1. Analysis of the System

The plank moves with a constant velocity $u$. When the block of mass $m$ is placed on it, there is relative motion between them. Kinetic friction $f_k$ acts forward on the block (accelerating it) and backward on the plank (opposing its motion).

Since the plank maintains a constant velocity $u$, the external agency pushing the plank must exert a force $F_{agency}$ exactly equal and opposite to the frictional force exerted by the block on the plank.

$$ F_{agency} = f_k = \mu m g $$

2. Work Done by the Agency

The block accelerates from rest to velocity $u$. The time $t$ taken for this can be found using the impulse-momentum equation for the block or kinematic equations.

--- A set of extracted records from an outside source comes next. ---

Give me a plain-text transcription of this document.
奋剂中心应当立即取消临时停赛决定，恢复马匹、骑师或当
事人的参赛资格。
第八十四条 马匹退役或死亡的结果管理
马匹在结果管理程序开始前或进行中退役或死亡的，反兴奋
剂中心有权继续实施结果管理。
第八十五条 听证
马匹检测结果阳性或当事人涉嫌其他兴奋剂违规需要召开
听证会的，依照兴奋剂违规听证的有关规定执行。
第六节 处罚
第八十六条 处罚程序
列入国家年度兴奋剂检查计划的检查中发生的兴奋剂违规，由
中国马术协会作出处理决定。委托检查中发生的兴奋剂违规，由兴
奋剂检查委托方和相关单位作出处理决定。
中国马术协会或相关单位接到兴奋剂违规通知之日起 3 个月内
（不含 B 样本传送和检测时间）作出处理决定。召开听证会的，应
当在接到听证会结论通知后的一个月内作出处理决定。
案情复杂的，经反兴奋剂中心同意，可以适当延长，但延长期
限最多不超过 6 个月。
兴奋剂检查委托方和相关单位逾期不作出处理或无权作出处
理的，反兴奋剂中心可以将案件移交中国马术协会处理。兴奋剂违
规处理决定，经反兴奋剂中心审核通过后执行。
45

Acceleration of block: $a = \frac{f_k}{m} = \mu g$

Time to reach velocity $u$: $t = \frac{u}{a} = \frac{u}{\mu g}$

During this time $t$, the plank moves a distance $S_p$:

$$ S_p = u \times t = u \left( \frac{u}{\mu g} \right) = \frac{u^2}{\mu g} $$

The work done by the agency ($W$) is force times displacement:

$$ W = F_{agency} \cdot S_p = (\mu m g) \cdot \left( \frac{u^2}{\mu g} \right) = m u^2 $$

3. Calculation

We are given:

• Work done, $W = 11.25$ J
• Velocity, $u = 1.5$ m/s

Rearranging the derived formula $W = m u^2$ to solve for mass $m$:

$$ m = \frac{W}{u^2} $$ $$ m = \frac{11.25}{(1.5)^2} = \frac{11.25}{2.25} $$ $$ m = 5.0 \text{ kg} $$

Alternative Approach (Work-Energy Theorem)

Work done by agency = Change in Kinetic Energy of system + Heat generated due to friction.
$\Delta K_{plank} = 0$ (constant velocity)
$\Delta K_{block} = \frac{1}{2} m u^2$
Heat $Q = f_k \times S_{relative} = (\mu m g) \times \frac{u^2}{2\mu g} = \frac{1}{2} m u^2$
$W = \frac{1}{2} m u^2 + \frac{1}{2} m u^2 = m u^2$